Era hermosamente provocador ver a chicos y chicas jóvenes cristianos, de una juventud distinta, que haciendo hueco en sus agendas apretadas de un final de curso, dedicaban unos días a cuidar y acompañar a estas personas. Suelo fijarme en esa verdadera escena de película cuando una anciana arrebujada en su manta de cuadros, va sentada en el carrito que empuja y tira un chaval lleno de fortaleza y simpatía, y le dice requiebros graciosos a la casi desconocida abuela de la que por unos días inolvidables se convierte en nieto predilecto. Bromea, anima, y empuja en aquellas ruedas la esperanza que no siempre logra avanzar entre los baches de la vida. Igualmente cuando cambian las tornas, y es entonces una chica llena de gracejo y desparpajo, preciosa en su talle y porte con una belleza propia sin botox ni maquillaje, con mirada de pureza como espejo auténtico de un alma limpia; y va tirando ella del carrito o empujando la camilla de un hombre marcado por el dolor, acaso deforme por la enfermedad, y con miedo en sus recuerdos y más en sus próximas lontananzas, que ve de pronto que su vida no estorba, que no es inútil ni maldita por haber llegado a la mucha edad o estar tocada y hundida.

 

La bendición de Dios o la Virgen no es un milagro virtual hecho de timos y estampitas, sino que tiene la virtud real de brindar una compañía que se hace dedicación de tiempo, entrañable comprensión, alegría no grosera ni fingida, plegaria que sabe pasar cuentas gloriosas, gozosas, luminosas o dolorosas en el Rosario de la vida.

 

Era un precioso modo de comenzar el mes de mayo, mes mariano con guiños a la Santina.

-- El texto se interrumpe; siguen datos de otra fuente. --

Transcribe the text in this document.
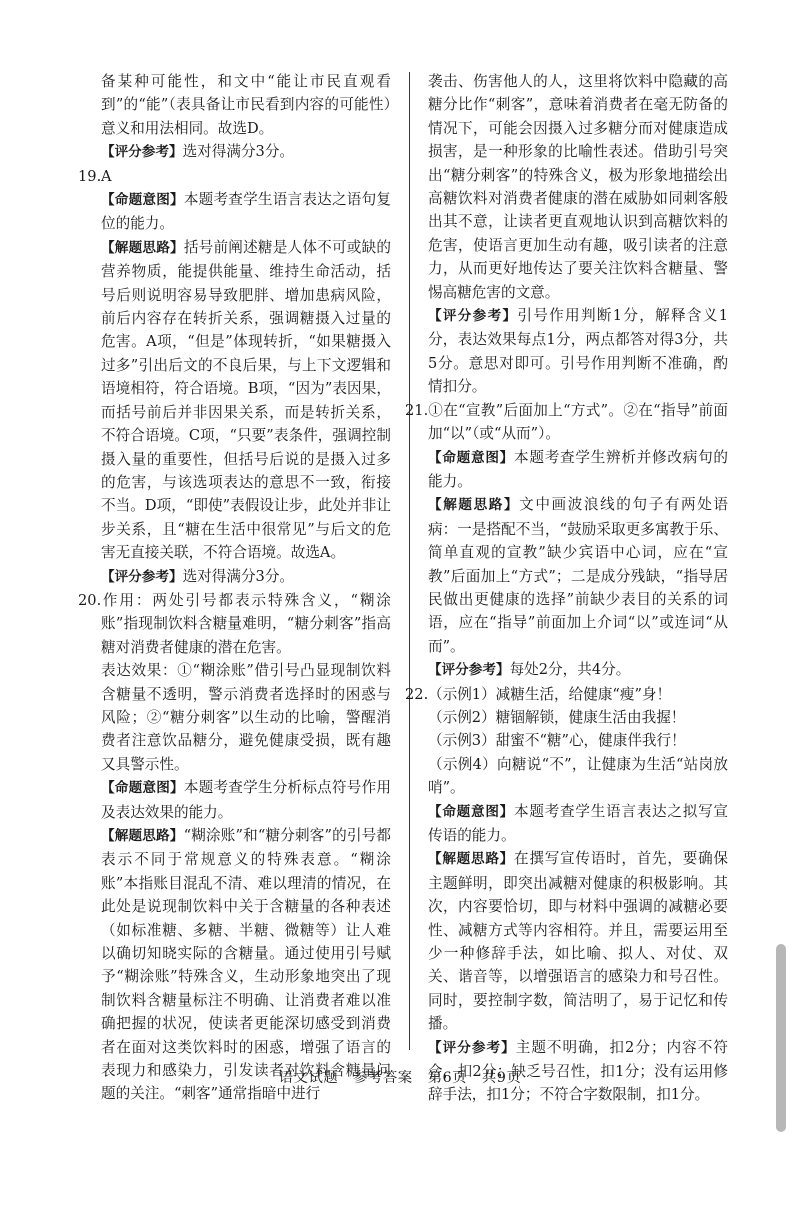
备某种可能性，和文中“能让市民直观看到”的“能”（表具备让市民看到内容的可能性）意义和用法相同。故选D。

【评分参考】选对得满分3分。

19.A

【命题意图】本题考查学生语言表达之语句复位的能力。

【解题思路】括号前阐述糖是人体不可或缺的营养物质，能提供能量、维持生命活动，括号后则说明容易导致肥胖、增加患病风险，前后内容存在转折关系，强调糖摄入过量的危害。A项，“但是”体现转折，“如果糖摄入过多”引出后文的不良后果，与上下文逻辑和语境相符，符合语境。B项，“因为”表因果，而括号前后并非因果关系，而是转折关系，不符合语境。C项，“只要”表条件，强调控制摄入量的重要性，但括号后说的是摄入过多的危害，与该选项表达的意思不一致，衔接不当。D项，“即使”表假设让步，此处并非让步关系，且“糖在生活中很常见”与后文的危害无直接关联，不符合语境。故选A。

【评分参考】选对得满分3分。

20.作用：两处引号都表示特殊含义，“糊涂账”指现制饮料含糖量难明，“糖分刺客”指高糖对消费者健康的潜在危害。

表达效果：①“糊涂账”借引号凸显现制饮料含糖量不透明，警示消费者选择时的困惑与风险；②“糖分刺客”以生动的比喻，警醒消费者注意饮品糖分，避免健康受损，既有趣又具警示性。

【命题意图】本题考查学生分析标点符号作用及表达效果的能力。

【解题思路】“糊涂账”和“糖分刺客”的引号都表示不同于常规意义的特殊表意。“糊涂账”本指账目混乱不清、难以理清的情况，在此处是说现制饮料中关于含糖量的各种表述（如标准糖、多糖、半糖、微糖等）让人难以确切知晓实际的含糖量。通过使用引号赋予“糊涂账”特殊含义，生动形象地突出了现制饮料含糖量标注不明确、让消费者难以准确把握的状况，使读者更能深切感受到消费者在面对这类饮料时的困惑，增强了语言的表现力和感染力，引发读者对饮料含糖量问题的关注。“刺客”通常指暗中进行

袭击、伤害他人的人，这里将饮料中隐藏的高糖分比作“刺客”，意味着消费者在毫无防备的情况下，可能会因摄入过多糖分而对健康造成损害，是一种形象的比喻性表述。借助引号突出“糖分刺客”的特殊含义，极为形象地描绘出高糖饮料对消费者健康的潜在威胁如同刺客般出其不意，让读者更直观地认识到高糖饮料的危害，使语言更加生动有趣，吸引读者的注意力，从而更好地传达了要关注饮料含糖量、警惕高糖危害的文意。

【评分参考】引号作用判断1分，解释含义1分，表达效果每点1分，两点都答对得3分，共5分。意思对即可。引号作用判断不准确，酌情扣分。

21.①在“宣教”后面加上“方式”。②在“指导”前面加“以”（或“从而”）。

【命题意图】本题考查学生辨析并修改病句的能力。

【解题思路】文中画波浪线的句子有两处语病：一是搭配不当，“鼓励采取更多寓教于乐、简单直观的宣教”缺少宾语中心词，应在“宣教”后面加上“方式”；二是成分残缺，“指导居民做出更健康的选择”前缺少表目的关系的词语，应在“指导”前面加上介词“以”或连词“从而”。

【评分参考】每处2分，共4分。

22.（示例1）减糖生活，给健康“瘦”身！

（示例2）糖锢解锁，健康生活由我握！

（示例3）甜蜜不“糖”心，健康伴我行！

（示例4）向糖说“不”，让健康为生活“站岗放哨”。

【命题意图】本题考查学生语言表达之拟写宣传语的能力。

【解题思路】在撰写宣传语时，首先，要确保主题鲜明，即突出减糖对健康的积极影响。其次，内容要恰切，即与材料中强调的减糖必要性、减糖方式等内容相符。并且，需要运用至少一种修辞手法，如比喻、拟人、对仗、双关、谐音等，以增强语言的感染力和号召性。同时，要控制字数，简洁明了，易于记忆和传播。

【评分参考】主题不明确，扣2分；内容不符合，扣2分；缺乏号召性，扣1分；没有运用修辞手法，扣1分；不符合字数限制，扣1分。

语文试题　参考答案　第6页　共9页
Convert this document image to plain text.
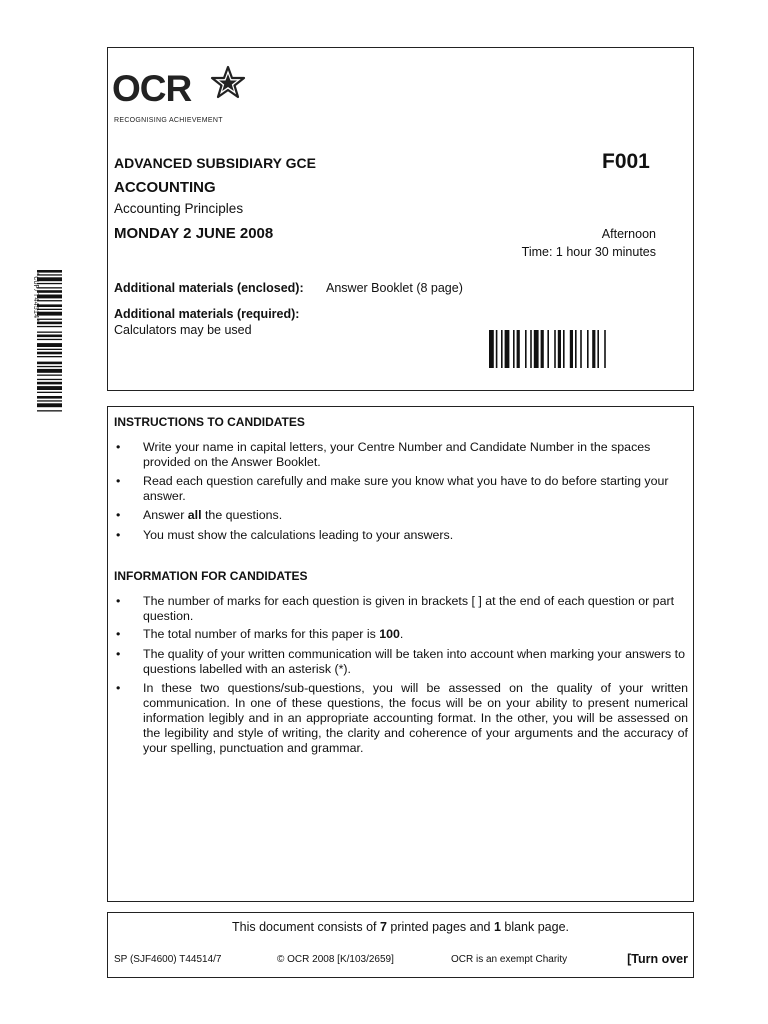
*CUP/T44514*
OCR
RECOGNISING ACHIEVEMENT
ADVANCED SUBSIDIARY GCE	F001
ACCOUNTING
Accounting Principles
MONDAY 2 JUNE 2008	Afternoon
Time: 1 hour 30 minutes
Additional materials (enclosed): Answer Booklet (8 page)
Additional materials (required):
Calculators may be used
INSTRUCTIONS TO CANDIDATES
• Write your name in capital letters, your Centre Number and Candidate Number in the spaces provided on the Answer Booklet.
• Read each question carefully and make sure you know what you have to do before starting your answer.
• Answer all the questions.
• You must show the calculations leading to your answers.
INFORMATION FOR CANDIDATES
• The number of marks for each question is given in brackets [ ] at the end of each question or part question.
• The total number of marks for this paper is 100.
• The quality of your written communication will be taken into account when marking your answers to questions labelled with an asterisk (*).
• In these two questions/sub-questions, you will be assessed on the quality of your written communication. In one of these questions, the focus will be on your ability to present numerical information legibly and in an appropriate accounting format. In the other, you will be assessed on the legibility and style of writing, the clarity and coherence of your arguments and the accuracy of your spelling, punctuation and grammar.
This document consists of 7 printed pages and 1 blank page.
SP (SJF4600) T44514/7	© OCR 2008 [K/103/2659]	OCR is an exempt Charity	[Turn over
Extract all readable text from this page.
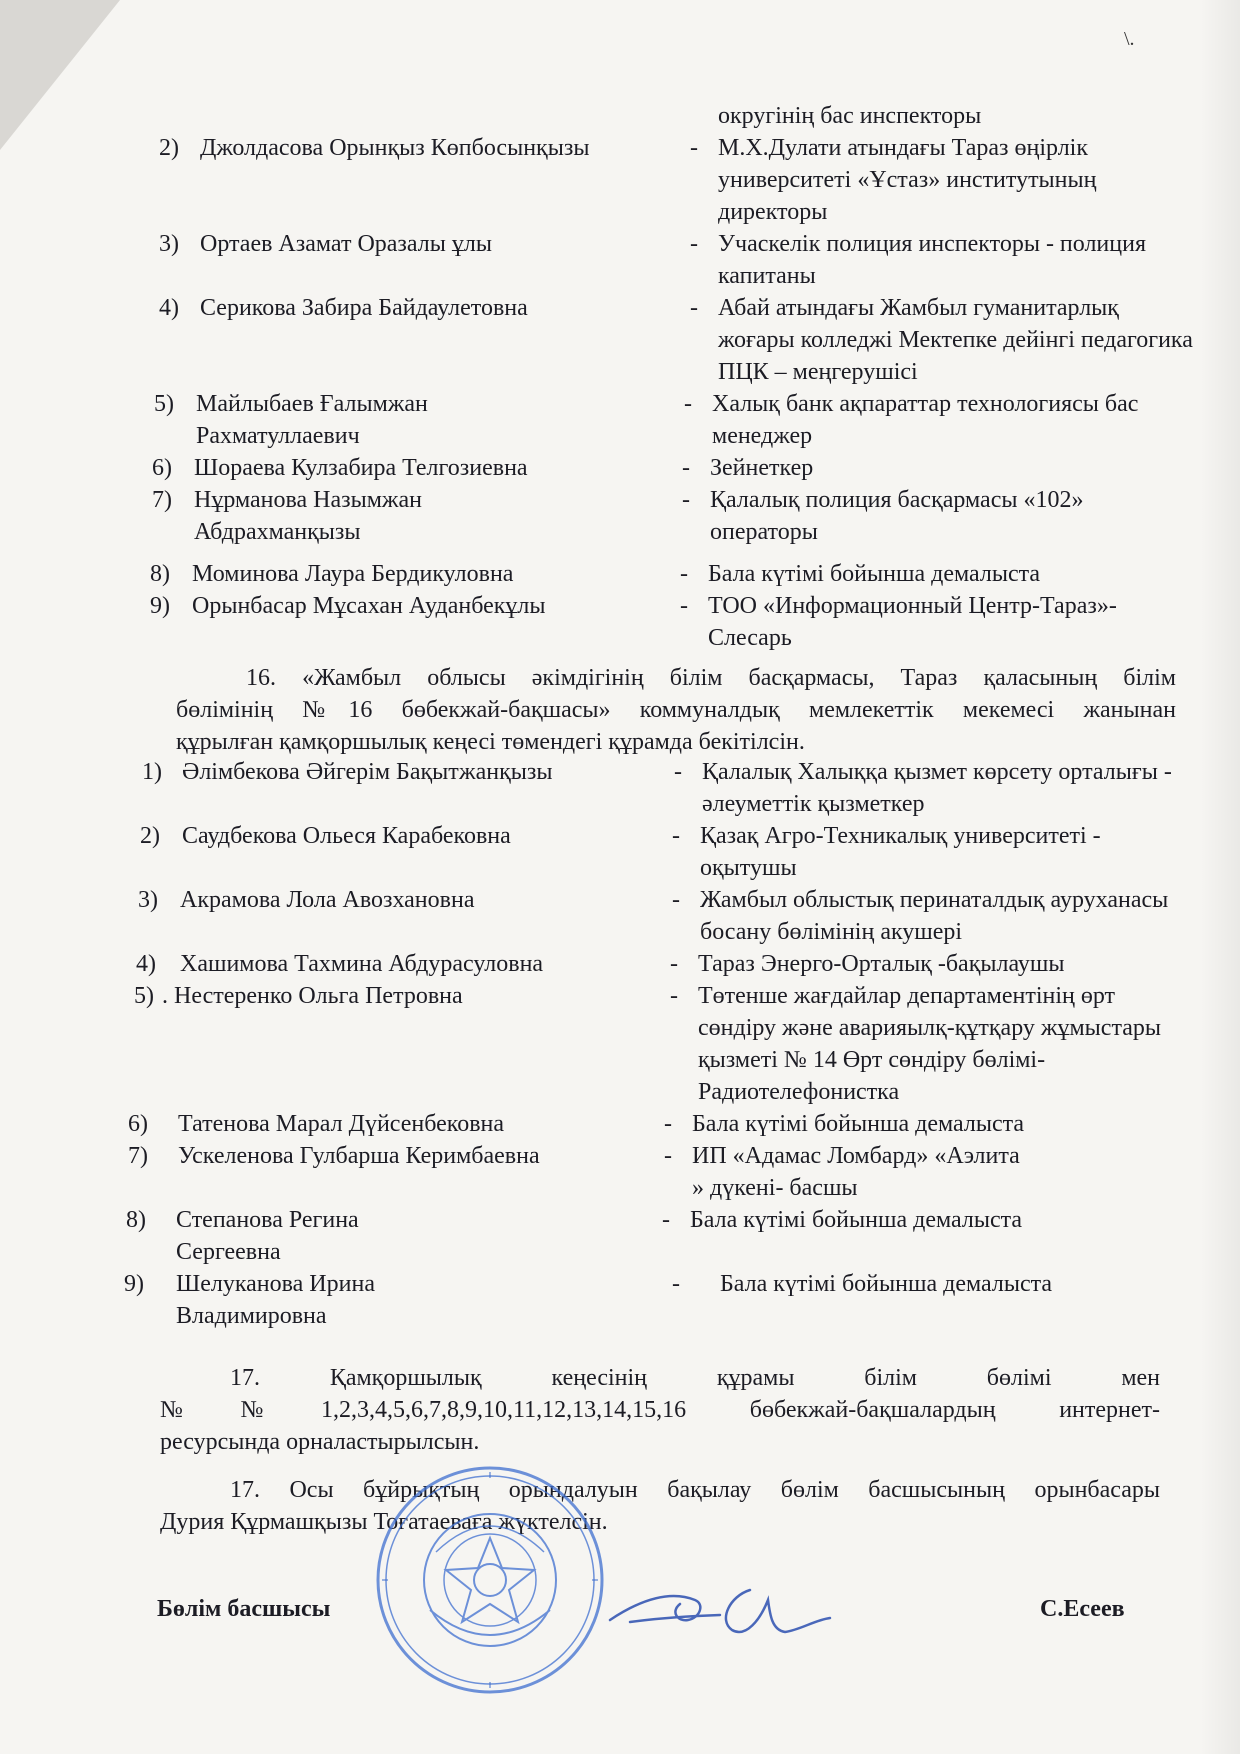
\.
округінің бас инспекторы
2) Джолдасова Орынқыз Көпбосынқызы	- М.Х.Дулати атындағы Тараз өңірлік университеті «Ұстаз» институтының директоры
3) Ортаев Азамат Оразалы ұлы	- Учаскелік полиция инспекторы - полиция капитаны
4) Серикова Забира Байдаулетовна	- Абай атындағы Жамбыл гуманитарлық жоғары колледжі Мектепке дейінгі педагогика ПЦК – меңгерушісі
5) Майлыбаев Ғалымжан Рахматуллаевич
- Халық банк ақпараттар технологиясы бас менеджер
6) Шораева Кулзабира Телгозиевна	- Зейнеткер
7) Нұрманова Назымжан Абдрахманқызы
- Қалалық полиция басқармасы «102» операторы
8) Моминова Лаура Бердикуловна	- Бала күтімі бойынша демалыста
9) Орынбасар Мұсахан Ауданбекұлы	- ТОО «Информационный Центр-Тараз»- Слесарь
16. «Жамбыл облысы әкімдігінің білім басқармасы, Тараз қаласының білім
бөлімінің №16 бөбекжай-бақшасы» коммуналдық мемлекеттік мекемесі жанынан
құрылған қамқоршылық кеңесі төмендегі құрамда бекітілсін.
1) Әлімбекова Әйгерім Бақытжанқызы	- Қалалық Халыққа қызмет көрсету орталығы - әлеуметтік қызметкер
2) Саудбекова Ольеся Карабековна	- Қазақ Агро-Техникалық университеті - оқытушы
3) Акрамова Лола Авозхановна	- Жамбыл облыстық перинаталдық ауруханасы босану бөлімінің акушері
4) Хашимова Тахмина Абдурасуловна	- Тараз Энерго-Орталық -бақылаушы
5) . Нестеренко Ольга Петровна	- Төтенше жағдайлар департаментінің өрт сөндіру және аварияылқ-құтқару жұмыстары қызметі № 14 Өрт сөндіру бөлімі- Радиотелефонистка
6) Татенова Марал Дүйсенбековна	- Бала күтімі бойынша демалыста
7) Ускеленова Гулбарша Керимбаевна	- ИП «Адамас Ломбард» «Аэлита » дүкені- басшы
8) Степанова Регина Сергеевна
- Бала күтімі бойынша демалыста
9) Шелуканова Ирина Владимировна
- Бала күтімі бойынша демалыста
17. Қамқоршылық кеңесінің құрамы білім бөлімі мен
№№1,2,3,4,5,6,7,8,9,10,11,12,13,14,15,16 бөбекжай-бақшалардың интернет-
ресурсында орналастырылсын.
17. Осы бұйрықтың орындалуын бақылау бөлім басшысының орынбасары
Дурия Құрмашқызы Тоғатаеваға жүктелсін.
Бөлім басшысы	С.Есеев
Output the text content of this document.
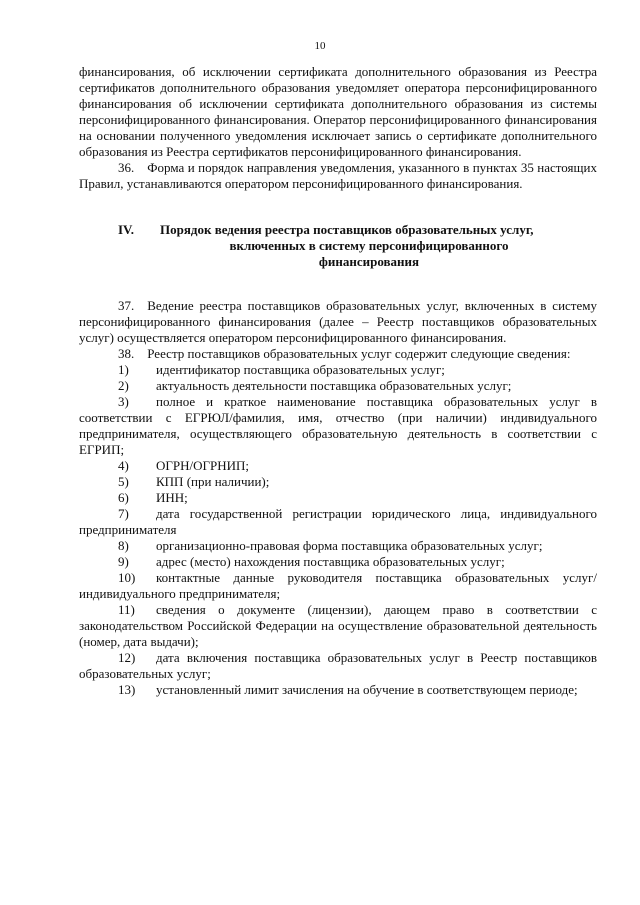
10

финансирования, об исключении сертификата дополнительного образования из Реестра сертификатов дополнительного образования уведомляет оператора персонифицированного финансирования об исключении сертификата дополнительного образования из системы персонифицированного финансирования. Оператор персонифицированного финансирования на основании полученного уведомления исключает запись о сертификате дополнительного образования из Реестра сертификатов персонифицированного финансирования.

36. Форма и порядок направления уведомления, указанного в пунктах 35 настоящих Правил, устанавливаются оператором персонифицированного финансирования.

IV.	Порядок ведения реестра поставщиков образовательных услуг,
включенных в систему персонифицированного
финансирования

37. Ведение реестра поставщиков образовательных услуг, включенных в систему персонифицированного финансирования (далее – Реестр поставщиков образовательных услуг) осуществляется оператором персонифицированного финансирования.

38. Реестр поставщиков образовательных услуг содержит следующие сведения:

1) идентификатор поставщика образовательных услуг;

2) актуальность деятельности поставщика образовательных услуг;

3) полное и краткое наименование поставщика образовательных услуг в соответствии с ЕГРЮЛ/фамилия, имя, отчество (при наличии) индивидуального предпринимателя, осуществляющего образовательную деятельность в соответствии с ЕГРИП;

4) ОГРН/ОГРНИП;

5) КПП (при наличии);

6) ИНН;

7) дата государственной регистрации юридического лица, индивидуального предпринимателя

8) организационно-правовая форма поставщика образовательных услуг;

9) адрес (место) нахождения поставщика образовательных услуг;

10) контактные данные руководителя поставщика образовательных услуг/ индивидуального предпринимателя;

11) сведения о документе (лицензии), дающем право в соответствии с законодательством Российской Федерации на осуществление образовательной деятельность (номер, дата выдачи);

12) дата включения поставщика образовательных услуг в Реестр поставщиков образовательных услуг;

13) установленный лимит зачисления на обучение в соответствующем периоде;
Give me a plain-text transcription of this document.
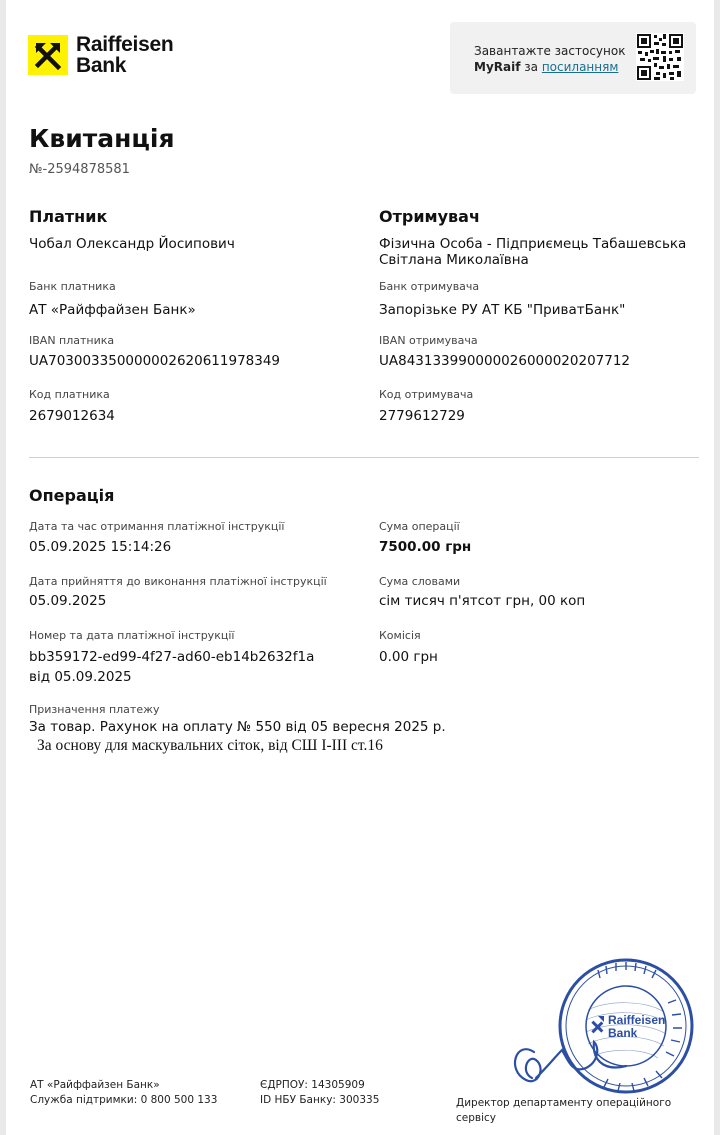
Raiffeisen
Bank
Завантажте застосунок
MyRaif за посиланням
Квитанція
№-2594878581
Платник
Чобал Олександр Йосипович
Банк платника
АТ «Райффайзен Банк»
IBAN платника
UA703003350000002620611978349
Код платника
2679012634
Отримувач
Фізична Особа - Підприємець Табашевська
Світлана Миколаївна
Банк отримувача
Запорізьке РУ АТ КБ "ПриватБанк"
IBAN отримувача
UA843133990000026000020207712
Код отримувача
2779612729
Операція
Дата та час отримання платіжної інструкції
05.09.2025 15:14:26
Дата прийняття до виконання платіжної інструкції
05.09.2025
Номер та дата платіжної інструкції
bb359172-ed99-4f27-ad60-eb14b2632f1a
від 05.09.2025
Сума операції
7500.00 грн
Сума словами
сім тисяч п'ятсот грн, 00 коп
Комісія
0.00 грн
Призначення платежу
За товар. Рахунок на оплату № 550 від 05 вересня 2025 р.
За основу для маскувальних сіток, від СШ І-ІІІ ст.16
АТ «Райффайзен Банк»
Служба підтримки: 0 800 500 133
ЄДРПОУ: 14305909
ID НБУ Банку: 300335
Raiffeisen
Bank
Директор департаменту операційного сервісу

Allí lo comenzamos todos los que pudimos acompañar a estos queridos hermanos, desde el arzobispo a los seminaristas, y toda esa gente buena que se sumó al empeño dándonos lo mejor de sí mismos. Y en aquella gruta de Lourdes, pusimos nuestra oración por las gentes que tienen otras enfermedades cuando por la pérdida del trabajo o los temores disparados por una terrible crisis que se va haciendo pesadilla, empiezan a respirar sin aliento y a palpitar sin ganas con la que está cayendo.

 

Que nos conceda Dios y su Madre bendita fuerza, paciencia, creatividad, y que podamos ser acompañados por quienes nos ayuden a empujar nuestro carrito o nuestra camilla.